The extra candy bar was sweet with adrenaline-fueled goodness.

I hid the wrapper under some other trash, and thus began my prolific years-long career of petty larceny of candy and cookies. I now think my parents were aware of some of it (at the very least, I'm sure they had their suspicions) but I never got called out.

That was the first time that I started to break the walls of the panopticon and see that I was not always being watched - in fact, that most of the time, people don't notice what they aren't looking for. Over time, I used that knowledge and an expanding awareness of what people actually pay attention to to get away with doing basically what I wanted most of the time. I still do, to some extent (my friends will tell you I am a fantastic cheat at Munchkin). I've learned what I can get away with, and sometimes, it seems like I get away with way more than I should be able to.

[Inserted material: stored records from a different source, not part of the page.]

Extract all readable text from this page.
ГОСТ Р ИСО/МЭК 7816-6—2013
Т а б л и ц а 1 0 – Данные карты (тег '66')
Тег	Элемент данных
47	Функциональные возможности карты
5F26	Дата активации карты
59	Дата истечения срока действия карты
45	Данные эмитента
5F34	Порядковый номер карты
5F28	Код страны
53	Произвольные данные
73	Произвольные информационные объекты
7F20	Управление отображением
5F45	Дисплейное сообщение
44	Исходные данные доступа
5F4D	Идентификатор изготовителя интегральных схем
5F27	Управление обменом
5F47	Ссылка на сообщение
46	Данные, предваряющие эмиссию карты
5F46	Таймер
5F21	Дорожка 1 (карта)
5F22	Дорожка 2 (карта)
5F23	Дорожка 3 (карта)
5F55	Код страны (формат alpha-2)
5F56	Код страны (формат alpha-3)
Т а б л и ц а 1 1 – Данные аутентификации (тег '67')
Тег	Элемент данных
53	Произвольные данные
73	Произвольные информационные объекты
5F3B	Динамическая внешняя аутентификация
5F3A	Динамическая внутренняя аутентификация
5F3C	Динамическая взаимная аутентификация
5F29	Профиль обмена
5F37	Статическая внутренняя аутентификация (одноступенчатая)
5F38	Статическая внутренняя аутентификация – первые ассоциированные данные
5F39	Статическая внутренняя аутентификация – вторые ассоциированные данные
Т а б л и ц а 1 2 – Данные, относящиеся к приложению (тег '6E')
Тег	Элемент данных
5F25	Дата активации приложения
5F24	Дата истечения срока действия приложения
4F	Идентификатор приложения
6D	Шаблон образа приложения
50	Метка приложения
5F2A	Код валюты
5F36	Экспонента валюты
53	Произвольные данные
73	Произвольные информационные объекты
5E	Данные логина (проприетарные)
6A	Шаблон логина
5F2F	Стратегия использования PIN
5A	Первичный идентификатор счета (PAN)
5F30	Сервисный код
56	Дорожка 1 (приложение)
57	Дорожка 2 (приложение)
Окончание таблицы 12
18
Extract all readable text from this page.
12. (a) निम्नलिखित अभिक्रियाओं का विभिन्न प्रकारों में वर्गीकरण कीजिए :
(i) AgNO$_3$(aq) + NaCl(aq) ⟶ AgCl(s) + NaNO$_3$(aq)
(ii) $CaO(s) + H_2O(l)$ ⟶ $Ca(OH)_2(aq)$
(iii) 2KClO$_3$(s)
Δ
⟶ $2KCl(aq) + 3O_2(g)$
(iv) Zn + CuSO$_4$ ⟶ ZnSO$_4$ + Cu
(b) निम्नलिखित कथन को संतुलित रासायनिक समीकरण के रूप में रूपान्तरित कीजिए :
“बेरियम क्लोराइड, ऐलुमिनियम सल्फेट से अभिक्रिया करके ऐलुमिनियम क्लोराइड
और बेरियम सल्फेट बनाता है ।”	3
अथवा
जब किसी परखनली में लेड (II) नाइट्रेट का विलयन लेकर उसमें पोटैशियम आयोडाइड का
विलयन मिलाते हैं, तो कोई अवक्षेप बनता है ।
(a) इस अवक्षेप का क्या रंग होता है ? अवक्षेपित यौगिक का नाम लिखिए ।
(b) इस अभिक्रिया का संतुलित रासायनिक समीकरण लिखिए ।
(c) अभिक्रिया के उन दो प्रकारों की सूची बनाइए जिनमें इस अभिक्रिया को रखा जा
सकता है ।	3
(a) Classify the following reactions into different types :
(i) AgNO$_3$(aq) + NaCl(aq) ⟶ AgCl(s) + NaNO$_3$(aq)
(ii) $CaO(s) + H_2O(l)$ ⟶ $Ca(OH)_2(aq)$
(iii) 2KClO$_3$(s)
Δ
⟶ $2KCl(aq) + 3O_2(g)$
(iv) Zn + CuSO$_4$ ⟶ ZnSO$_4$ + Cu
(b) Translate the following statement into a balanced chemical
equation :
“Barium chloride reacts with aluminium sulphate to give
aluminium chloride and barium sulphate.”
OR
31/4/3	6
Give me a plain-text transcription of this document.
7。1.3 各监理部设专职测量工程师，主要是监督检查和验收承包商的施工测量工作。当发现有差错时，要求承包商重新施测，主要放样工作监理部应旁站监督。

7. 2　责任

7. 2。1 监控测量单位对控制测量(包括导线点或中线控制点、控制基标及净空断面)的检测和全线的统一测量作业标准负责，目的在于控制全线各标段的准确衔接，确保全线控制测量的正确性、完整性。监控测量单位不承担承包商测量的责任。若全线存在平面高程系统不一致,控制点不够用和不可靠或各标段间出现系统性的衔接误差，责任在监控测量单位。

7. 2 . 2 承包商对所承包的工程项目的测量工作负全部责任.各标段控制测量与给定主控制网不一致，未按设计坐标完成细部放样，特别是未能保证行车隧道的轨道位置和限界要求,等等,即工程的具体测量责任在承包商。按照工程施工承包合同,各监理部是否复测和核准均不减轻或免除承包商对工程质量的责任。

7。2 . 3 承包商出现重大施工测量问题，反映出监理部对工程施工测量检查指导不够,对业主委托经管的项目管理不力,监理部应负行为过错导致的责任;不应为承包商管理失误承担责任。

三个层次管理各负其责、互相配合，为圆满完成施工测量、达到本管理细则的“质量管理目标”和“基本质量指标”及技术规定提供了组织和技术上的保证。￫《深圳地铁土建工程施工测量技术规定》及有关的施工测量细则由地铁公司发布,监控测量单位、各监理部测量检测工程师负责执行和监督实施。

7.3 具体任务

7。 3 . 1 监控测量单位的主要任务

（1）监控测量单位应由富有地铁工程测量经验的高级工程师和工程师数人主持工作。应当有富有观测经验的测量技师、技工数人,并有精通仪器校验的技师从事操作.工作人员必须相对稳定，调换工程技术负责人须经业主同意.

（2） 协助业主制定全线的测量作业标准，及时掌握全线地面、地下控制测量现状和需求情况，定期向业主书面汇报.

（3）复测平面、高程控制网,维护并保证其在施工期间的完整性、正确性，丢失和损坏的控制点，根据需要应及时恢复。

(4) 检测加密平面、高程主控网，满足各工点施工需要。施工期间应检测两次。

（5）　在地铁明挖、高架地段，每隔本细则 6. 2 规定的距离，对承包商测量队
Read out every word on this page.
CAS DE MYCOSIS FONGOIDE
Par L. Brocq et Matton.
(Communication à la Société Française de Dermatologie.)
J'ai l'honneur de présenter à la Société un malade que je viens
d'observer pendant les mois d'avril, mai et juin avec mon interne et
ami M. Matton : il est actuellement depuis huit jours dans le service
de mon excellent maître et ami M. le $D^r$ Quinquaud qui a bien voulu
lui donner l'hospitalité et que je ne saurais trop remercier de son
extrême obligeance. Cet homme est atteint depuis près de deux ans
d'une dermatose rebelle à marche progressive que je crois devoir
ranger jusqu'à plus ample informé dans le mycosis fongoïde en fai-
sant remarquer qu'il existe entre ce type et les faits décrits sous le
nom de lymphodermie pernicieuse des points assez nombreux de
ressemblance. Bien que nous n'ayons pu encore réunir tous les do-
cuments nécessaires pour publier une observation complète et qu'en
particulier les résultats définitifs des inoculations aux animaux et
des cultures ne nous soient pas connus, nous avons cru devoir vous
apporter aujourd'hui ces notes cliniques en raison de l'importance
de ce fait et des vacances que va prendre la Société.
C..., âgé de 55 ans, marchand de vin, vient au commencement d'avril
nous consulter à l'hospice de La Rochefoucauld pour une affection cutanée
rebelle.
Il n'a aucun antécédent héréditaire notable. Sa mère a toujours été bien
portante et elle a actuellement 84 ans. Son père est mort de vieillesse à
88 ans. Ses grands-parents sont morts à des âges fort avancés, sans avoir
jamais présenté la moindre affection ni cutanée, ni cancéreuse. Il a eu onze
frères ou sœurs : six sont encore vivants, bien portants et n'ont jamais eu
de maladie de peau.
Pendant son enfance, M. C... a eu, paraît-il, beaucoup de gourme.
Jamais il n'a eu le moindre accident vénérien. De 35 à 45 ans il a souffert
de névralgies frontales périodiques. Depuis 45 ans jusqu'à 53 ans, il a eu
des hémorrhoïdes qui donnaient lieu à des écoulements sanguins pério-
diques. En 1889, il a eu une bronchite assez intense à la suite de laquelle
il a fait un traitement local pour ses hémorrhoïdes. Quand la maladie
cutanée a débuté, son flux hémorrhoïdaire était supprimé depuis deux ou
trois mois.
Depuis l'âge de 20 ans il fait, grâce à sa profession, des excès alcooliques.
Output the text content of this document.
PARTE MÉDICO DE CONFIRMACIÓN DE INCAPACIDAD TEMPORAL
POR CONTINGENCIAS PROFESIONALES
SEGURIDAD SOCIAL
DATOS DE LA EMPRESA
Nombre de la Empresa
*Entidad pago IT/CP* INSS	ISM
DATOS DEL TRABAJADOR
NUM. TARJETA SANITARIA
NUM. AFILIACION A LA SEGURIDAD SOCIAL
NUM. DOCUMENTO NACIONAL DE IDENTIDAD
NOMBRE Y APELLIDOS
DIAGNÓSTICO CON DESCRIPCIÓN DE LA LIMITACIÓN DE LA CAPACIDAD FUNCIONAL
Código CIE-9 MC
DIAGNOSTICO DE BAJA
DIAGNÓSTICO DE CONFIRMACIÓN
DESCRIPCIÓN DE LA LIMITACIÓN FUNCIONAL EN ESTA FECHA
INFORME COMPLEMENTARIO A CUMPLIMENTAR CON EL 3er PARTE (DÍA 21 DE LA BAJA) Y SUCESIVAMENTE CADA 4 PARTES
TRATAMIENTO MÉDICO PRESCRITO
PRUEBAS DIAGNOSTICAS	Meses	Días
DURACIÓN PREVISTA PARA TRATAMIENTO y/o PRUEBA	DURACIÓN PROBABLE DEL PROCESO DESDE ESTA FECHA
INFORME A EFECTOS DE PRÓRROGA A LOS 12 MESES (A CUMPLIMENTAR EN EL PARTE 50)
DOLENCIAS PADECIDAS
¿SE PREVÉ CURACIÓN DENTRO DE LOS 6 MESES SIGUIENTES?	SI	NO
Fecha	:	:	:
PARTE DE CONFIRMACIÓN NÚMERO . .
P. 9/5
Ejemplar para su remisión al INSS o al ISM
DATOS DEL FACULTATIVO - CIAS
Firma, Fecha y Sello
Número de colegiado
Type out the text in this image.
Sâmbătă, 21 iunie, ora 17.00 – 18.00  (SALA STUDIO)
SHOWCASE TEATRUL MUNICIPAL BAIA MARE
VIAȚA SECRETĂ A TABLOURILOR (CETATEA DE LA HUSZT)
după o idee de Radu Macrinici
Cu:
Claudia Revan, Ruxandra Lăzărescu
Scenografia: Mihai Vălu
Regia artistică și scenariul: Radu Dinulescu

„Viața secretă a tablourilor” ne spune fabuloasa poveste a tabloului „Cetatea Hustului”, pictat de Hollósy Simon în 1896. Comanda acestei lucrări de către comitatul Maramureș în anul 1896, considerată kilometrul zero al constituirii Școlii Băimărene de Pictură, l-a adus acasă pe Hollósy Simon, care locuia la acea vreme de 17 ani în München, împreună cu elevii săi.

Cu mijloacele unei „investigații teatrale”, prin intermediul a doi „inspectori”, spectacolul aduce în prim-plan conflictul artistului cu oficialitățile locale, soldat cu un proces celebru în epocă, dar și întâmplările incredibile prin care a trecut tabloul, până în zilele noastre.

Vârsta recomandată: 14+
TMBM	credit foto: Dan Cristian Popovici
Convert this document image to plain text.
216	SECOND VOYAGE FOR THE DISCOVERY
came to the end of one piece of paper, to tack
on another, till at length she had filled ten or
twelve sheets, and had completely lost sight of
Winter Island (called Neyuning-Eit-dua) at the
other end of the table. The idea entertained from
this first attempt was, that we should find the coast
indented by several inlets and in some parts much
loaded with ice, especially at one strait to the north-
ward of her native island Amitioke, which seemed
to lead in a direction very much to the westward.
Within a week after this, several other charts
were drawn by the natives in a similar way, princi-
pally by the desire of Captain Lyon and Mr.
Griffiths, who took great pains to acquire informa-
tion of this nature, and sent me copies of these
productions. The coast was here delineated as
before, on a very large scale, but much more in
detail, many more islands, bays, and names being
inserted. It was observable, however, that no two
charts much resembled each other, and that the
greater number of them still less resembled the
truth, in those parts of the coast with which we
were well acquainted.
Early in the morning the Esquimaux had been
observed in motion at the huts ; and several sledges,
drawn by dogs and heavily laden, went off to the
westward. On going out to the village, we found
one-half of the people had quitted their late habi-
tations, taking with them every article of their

Does this make me a bad person? I don't think so. I have definitely picked up some bad habits - it's way too easy to fall into them when one can be relatively certain of their own impunity. In a lot of ways, that has hurt me. On the flip side, I have gotten really good at knowing how to make people pay attention when I want them to.

My friend bemoans the fact that I'm not a magician. Sometimes, the tricks are just so much more fun to pull off without a stage.